Find $\theta\in [0,2\pi]$ if $\theta = \frac{n\pi}{2}$ and $\theta = \frac{2m\pi}{5} + \frac{\pi}{10}$, where $n,m$ are integers

Question

$\theta = \dfrac{n\pi}{2}$ and $\theta = \dfrac{2m\pi}{5} + \dfrac{\pi}{10}$ where $ n ,m \in \mathbb Z$. Find $\theta\in [0,2\pi]$.

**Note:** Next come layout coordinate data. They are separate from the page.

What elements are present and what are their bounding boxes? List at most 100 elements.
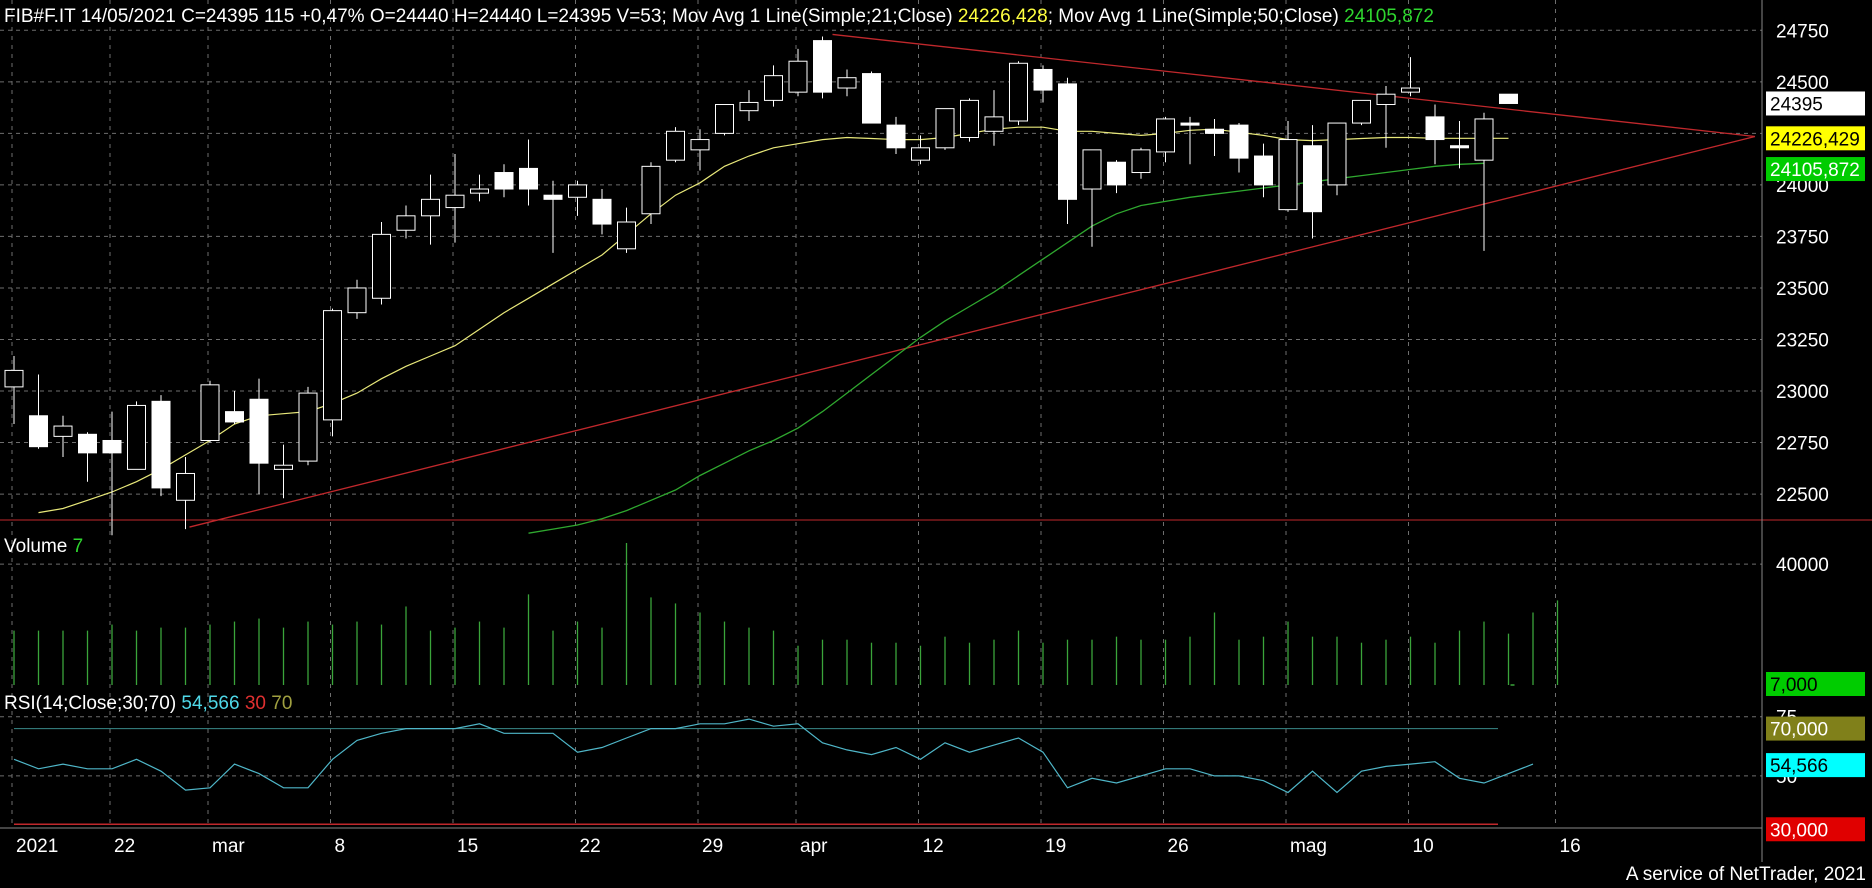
candle-body bbox=[225, 411, 244, 423]
rsi-path bbox=[13, 718, 1534, 794]
date-tick-label: 22 bbox=[114, 836, 135, 857]
candle-body bbox=[323, 310, 342, 421]
volume-label: Volume bbox=[4, 536, 73, 557]
candle-body bbox=[984, 116, 1004, 132]
candle-body bbox=[298, 392, 318, 462]
candle-body bbox=[1425, 116, 1445, 141]
candle-body bbox=[1107, 161, 1126, 186]
rsi-value: 54,566 bbox=[181, 693, 240, 714]
ma2-value: 24105,872 bbox=[1344, 6, 1434, 27]
candle-body bbox=[470, 188, 489, 194]
ma1-value: 24226,428 bbox=[957, 6, 1048, 27]
candle-body bbox=[715, 104, 734, 134]
candle-body bbox=[690, 139, 710, 151]
rsi-tag: 54,566 bbox=[1770, 756, 1828, 777]
candle-body bbox=[1058, 83, 1077, 200]
ma21-price-tag-bg bbox=[1766, 126, 1865, 151]
candle-body bbox=[1278, 139, 1298, 211]
candle-body bbox=[1205, 128, 1224, 134]
date-tick-label: apr bbox=[800, 836, 828, 857]
candle-body bbox=[1401, 87, 1420, 93]
candle-body bbox=[1499, 93, 1518, 104]
candle-body bbox=[1082, 149, 1102, 190]
candle-body bbox=[274, 464, 293, 470]
date-tick-label: mag bbox=[1290, 836, 1327, 857]
candle-body bbox=[1376, 93, 1396, 106]
candle-body bbox=[813, 40, 832, 93]
chart-header: FIB#F.IT 14/05/2021 C=24395 115 +0,47% O… bbox=[4, 6, 1434, 28]
ma21-line bbox=[38, 126, 1509, 514]
candle-body bbox=[1450, 145, 1469, 149]
price-tick-label: 23000 bbox=[1776, 382, 1829, 403]
candle-body bbox=[617, 221, 636, 250]
candle-body bbox=[1131, 149, 1151, 174]
volume-bars bbox=[13, 543, 1559, 686]
candle-body bbox=[29, 415, 48, 448]
volume-tag-bg bbox=[1766, 672, 1865, 696]
date-tick-label: 2021 bbox=[16, 836, 58, 857]
credit-text: A service of NetTrader, 2021 bbox=[1625, 864, 1866, 885]
candle-body bbox=[151, 400, 171, 489]
candle-body bbox=[1180, 122, 1200, 126]
candle-body bbox=[1254, 155, 1273, 186]
trendlines bbox=[189, 33, 1756, 528]
date-tick-label: 12 bbox=[923, 836, 944, 857]
price-tick-label: 24750 bbox=[1776, 21, 1829, 42]
rsi-high-value: 70 bbox=[271, 693, 293, 714]
price-tick-label: 23500 bbox=[1776, 279, 1829, 300]
candle-body bbox=[494, 172, 514, 190]
price-tick-label: 23750 bbox=[1776, 227, 1829, 248]
volume-header: Volume 7 bbox=[4, 536, 83, 558]
candle-body bbox=[396, 215, 416, 231]
candle-body bbox=[739, 101, 759, 112]
price-tick-label: 23250 bbox=[1776, 330, 1829, 351]
price-tick-label: 24000 bbox=[1776, 176, 1829, 197]
candle-body bbox=[4, 369, 24, 388]
candle-body bbox=[911, 147, 930, 161]
rsi-label: RSI(14;Close;30;70) bbox=[4, 693, 182, 714]
candle-body bbox=[1229, 124, 1249, 159]
candle-body bbox=[519, 167, 538, 190]
candlesticks bbox=[4, 36, 1518, 536]
candle-body bbox=[641, 165, 661, 215]
date-tick-label: 10 bbox=[1413, 836, 1434, 857]
date-tick-label: 26 bbox=[1168, 836, 1189, 857]
price-tags: 24395 24226,429 24105,872 7,000 70,000 54,566… bbox=[1766, 91, 1865, 842]
candle-body bbox=[886, 124, 906, 149]
volume-tick-label: 40000 bbox=[1776, 555, 1829, 576]
candle-body bbox=[764, 75, 783, 101]
rsi-tag-bg bbox=[1766, 753, 1865, 778]
ma50-price-tag-bg bbox=[1766, 157, 1865, 182]
candle-body bbox=[127, 404, 146, 470]
volume-value: 7 bbox=[72, 536, 84, 557]
candle-body bbox=[249, 398, 269, 464]
price-tick-label: 22500 bbox=[1776, 485, 1829, 506]
candle-body bbox=[837, 77, 857, 89]
rsi-low-value: 30 bbox=[244, 693, 266, 714]
ma50-price-tag: 24105,872 bbox=[1770, 160, 1860, 181]
date-axis: 2021 22 mar 8 15 22 29 apr 12 19 26 mag 10 16 bbox=[16, 836, 1581, 857]
candle-body bbox=[543, 194, 563, 200]
candle-body bbox=[176, 472, 195, 501]
date-tick-label: 8 bbox=[335, 836, 346, 857]
moving-averages bbox=[38, 126, 1509, 534]
resistance-trendline bbox=[832, 33, 1756, 138]
candle-body bbox=[1327, 122, 1347, 186]
candle-body bbox=[1352, 99, 1371, 124]
price-tick-label: 22750 bbox=[1776, 434, 1829, 455]
candle-body bbox=[666, 130, 685, 161]
candle-body bbox=[445, 194, 465, 209]
candle-body bbox=[78, 433, 97, 454]
ma2-label: ; Mov Avg 1 Line(Simple;50;Close) bbox=[1047, 6, 1345, 27]
candle-body bbox=[421, 198, 440, 217]
candle-body bbox=[1009, 62, 1028, 122]
ma50-line bbox=[528, 162, 1485, 534]
last-price-tag: 24395 bbox=[1770, 94, 1823, 115]
date-tick-label: 16 bbox=[1560, 836, 1581, 857]
last-price-tag-bg bbox=[1766, 91, 1865, 116]
candle-body bbox=[935, 108, 955, 149]
candle-body bbox=[592, 198, 612, 225]
rsi-header: RSI(14;Close;30;70) 54,566 30 70 bbox=[4, 693, 292, 715]
ma21-price-tag: 24226,429 bbox=[1770, 129, 1860, 150]
candle-body bbox=[1033, 68, 1053, 91]
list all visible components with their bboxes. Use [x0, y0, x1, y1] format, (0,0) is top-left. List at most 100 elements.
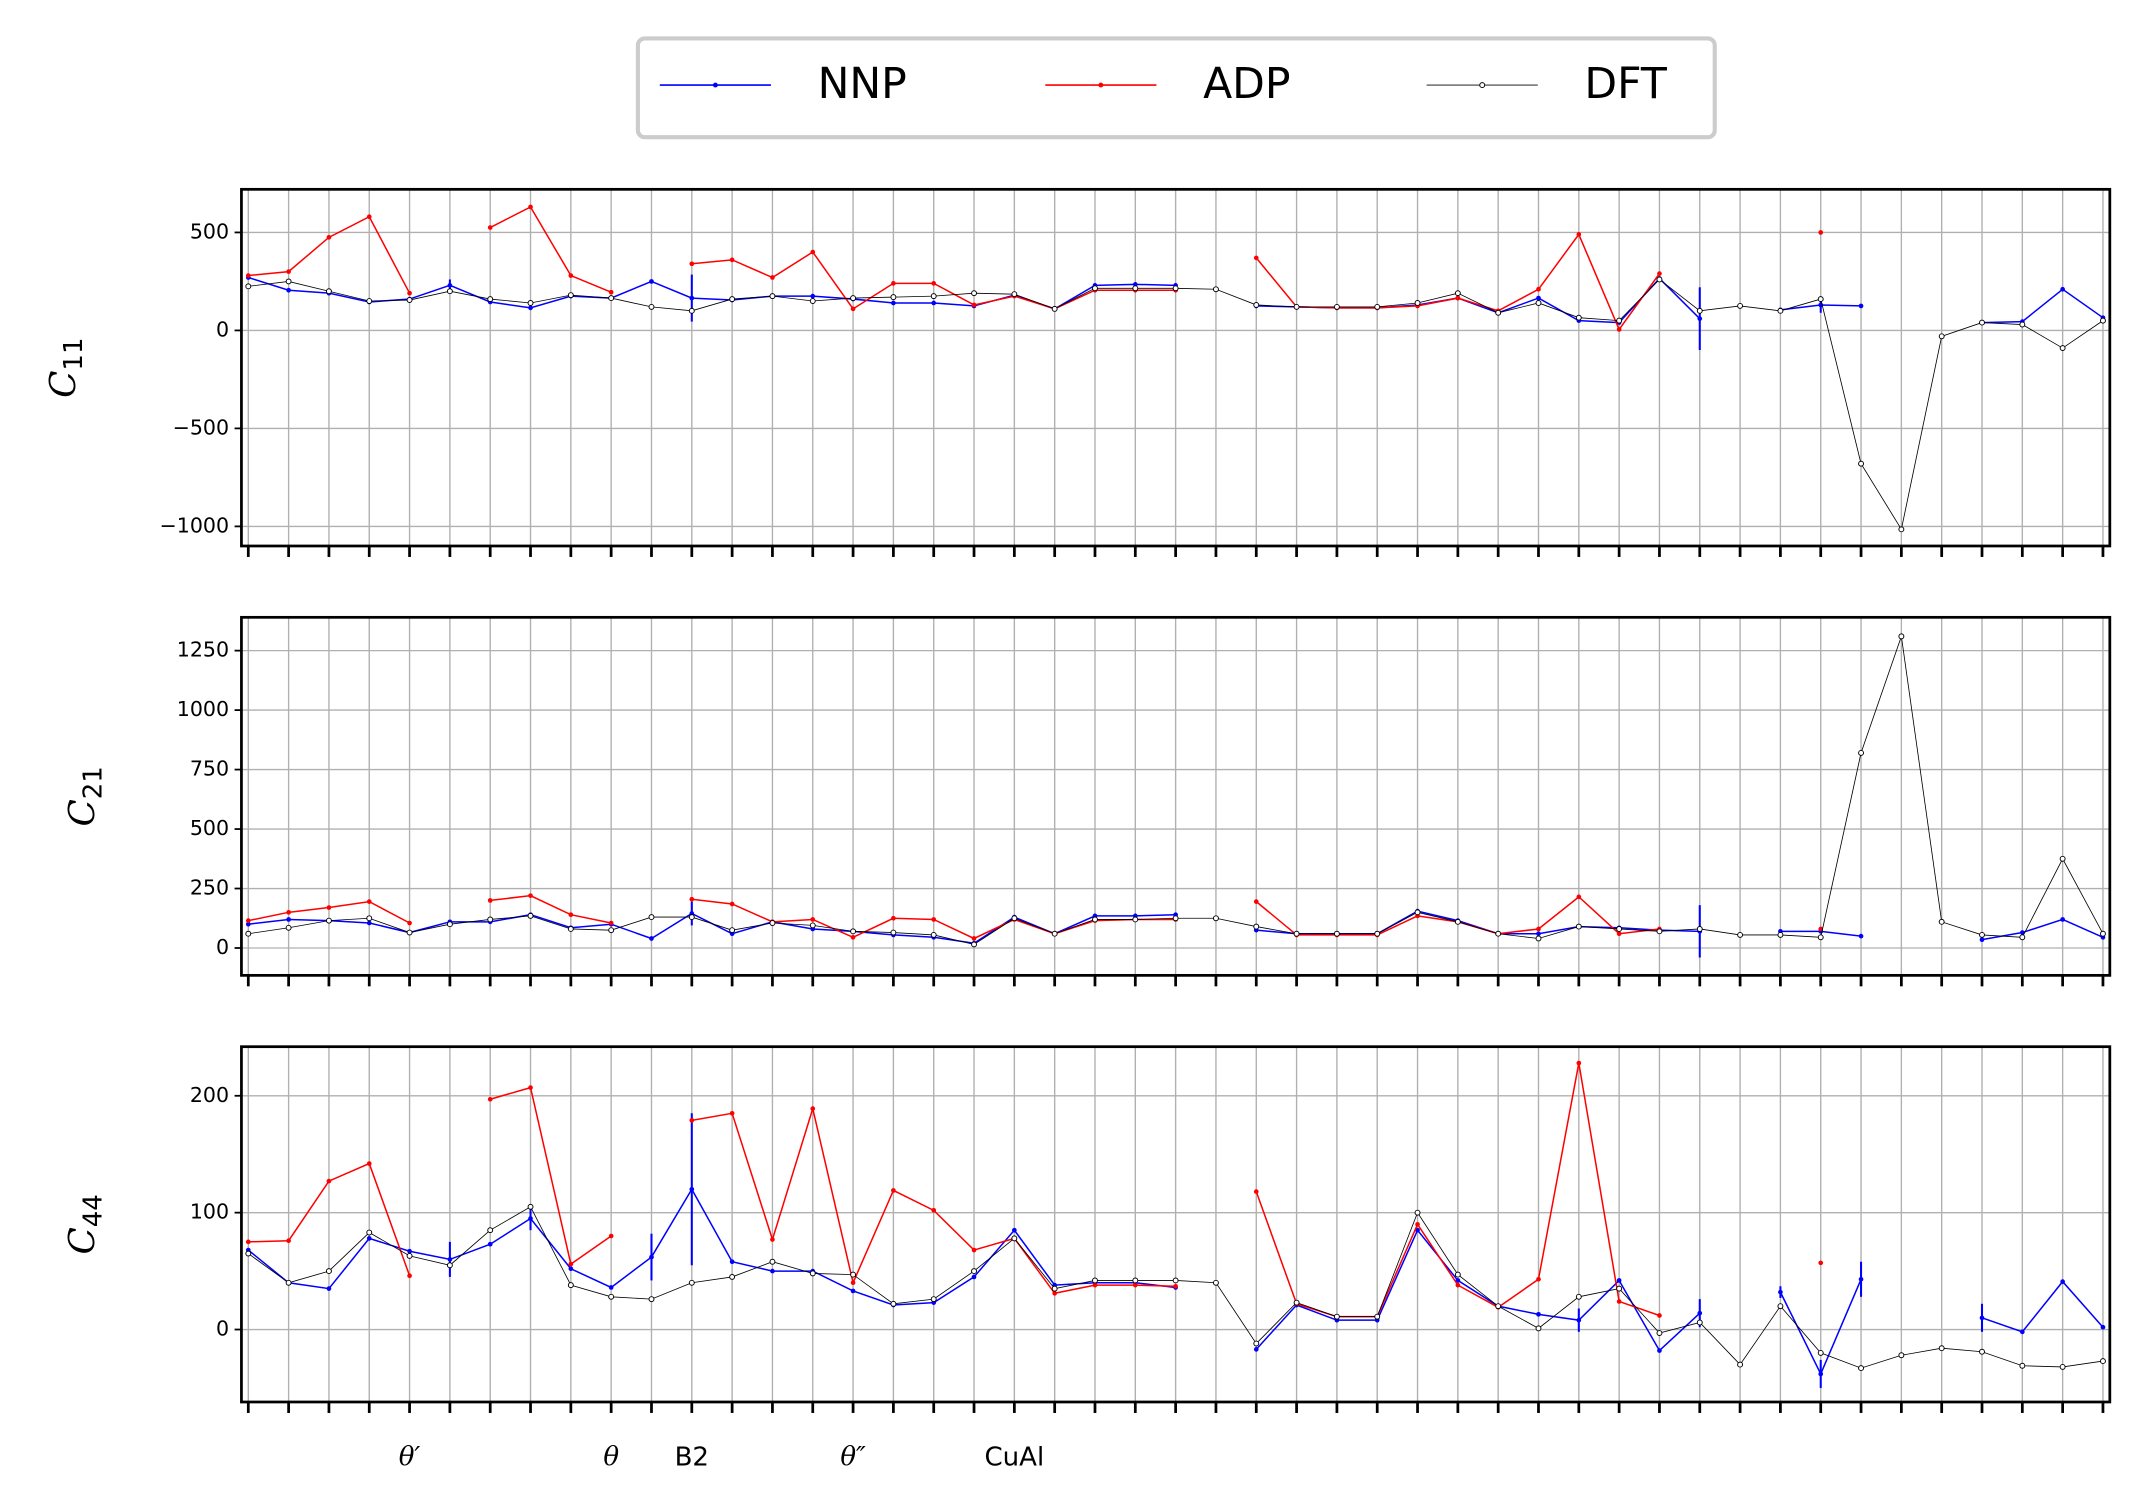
data-point [1536, 295, 1541, 301]
data-point [446, 921, 453, 928]
data-point [648, 303, 655, 310]
data-point [568, 273, 574, 278]
data-point [971, 302, 977, 308]
data-point [325, 288, 332, 295]
data-point [608, 1233, 614, 1239]
data-point [1414, 1209, 1421, 1216]
data-point [1938, 918, 1945, 925]
data-point [1817, 934, 1824, 941]
data-point [1979, 1348, 1985, 1355]
data-point [890, 294, 897, 301]
data-point [1455, 1282, 1461, 1288]
data-point [729, 927, 736, 934]
data-point [2019, 930, 2025, 935]
data-point [406, 1252, 413, 1259]
data-point [366, 899, 372, 904]
data-point [245, 921, 251, 927]
data-point [366, 214, 372, 220]
data-point [891, 300, 896, 306]
data-point [1414, 300, 1421, 306]
data-point [1656, 1330, 1663, 1336]
y-tick-label: 500 [190, 816, 229, 840]
data-point [810, 293, 816, 299]
data-point [568, 1266, 574, 1272]
data-point [971, 1274, 977, 1280]
data-point [2060, 917, 2065, 922]
data-point [1051, 930, 1058, 937]
data-point [326, 235, 332, 240]
data-point [1253, 1347, 1259, 1352]
data-point [567, 1282, 574, 1289]
data-point [1576, 1060, 1582, 1066]
data-point [407, 1248, 412, 1254]
data-point [1172, 915, 1179, 922]
data-point [366, 1236, 372, 1241]
x-tick-label: CuAl [984, 1443, 1044, 1473]
data-point [1696, 1319, 1703, 1326]
data-point [1576, 1317, 1582, 1323]
data-point [850, 295, 857, 302]
data-point [850, 306, 856, 312]
data-point [689, 295, 695, 301]
data-point [608, 289, 614, 295]
y-tick-label: −500 [173, 415, 229, 439]
data-point [1616, 931, 1622, 937]
data-point [285, 924, 292, 931]
data-point [648, 1296, 655, 1303]
data-point [1858, 460, 1864, 467]
data-point [366, 920, 372, 926]
data-point [1616, 1278, 1622, 1283]
data-point [406, 297, 413, 303]
data-point [1697, 1310, 1703, 1316]
data-point [891, 281, 896, 286]
data-point [286, 917, 291, 922]
data-point [2019, 934, 2026, 941]
data-point [2100, 1358, 2106, 1365]
data-point [1616, 926, 1623, 932]
data-point [1536, 1276, 1541, 1282]
y-tick-label: 750 [190, 757, 229, 781]
data-point [2100, 317, 2106, 324]
data-point [567, 292, 574, 299]
data-point [1656, 276, 1663, 283]
data-point [1455, 295, 1461, 301]
data-point [931, 281, 937, 286]
data-point [770, 1237, 775, 1242]
data-point [809, 298, 816, 304]
data-point [1818, 1371, 1824, 1377]
data-point [770, 275, 775, 280]
data-point [930, 931, 937, 938]
data-point [1132, 282, 1138, 287]
data-point [286, 287, 291, 293]
data-point [649, 936, 654, 941]
data-point [689, 1117, 695, 1123]
data-point [366, 915, 373, 922]
data-point [1092, 1277, 1098, 1284]
data-point [487, 296, 494, 303]
data-point [1011, 1235, 1018, 1242]
data-point [407, 920, 412, 926]
data-point [1616, 317, 1623, 324]
data-point [1858, 1276, 1864, 1282]
x-tick-label: B2 [675, 1443, 709, 1473]
data-point [326, 905, 332, 910]
data-point [1898, 633, 1905, 640]
data-point [1576, 232, 1582, 237]
data-point [850, 934, 856, 940]
data-point [1858, 933, 1864, 939]
data-point [971, 941, 977, 948]
y-axis-label: C11 [43, 337, 89, 397]
legend-label: DFT [1584, 60, 1667, 109]
data-point [1454, 918, 1461, 925]
data-point [2059, 345, 2066, 352]
data-point [1657, 271, 1662, 276]
data-point [446, 1262, 453, 1269]
data-point [1132, 285, 1139, 292]
data-point [286, 269, 291, 274]
axes-frame [240, 187, 2112, 548]
data-point [2100, 930, 2106, 937]
y-tick-label: 1250 [177, 638, 229, 662]
data-point [688, 1279, 695, 1286]
data-point [931, 300, 937, 306]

It can be solved by hit and try, of course but is there any faster way? Maybe concept of least common multiple can crack it? I tried that but I realised I was only taught to find LCM for natural numbers and not complicated equations. I found a problem which asked me to solve a trigonometric equation and I did until I got stuck here. Thanks a lot.

Answer 1

$\dfrac{n\pi}2=\dfrac{(4m+1)\pi}{10}$

$\iff5n=4m+1\iff5(n-1)=4(m+1)$

$\dfrac{4(m-1)}5=n-1$ which is an integer

$\implies5$ divides $4(m-1)$

$\implies 5$ divides $m-1$ as $(4,5)=1$

WLOG $m-1=5r$ where $r$ is an integer

Can you take it from here?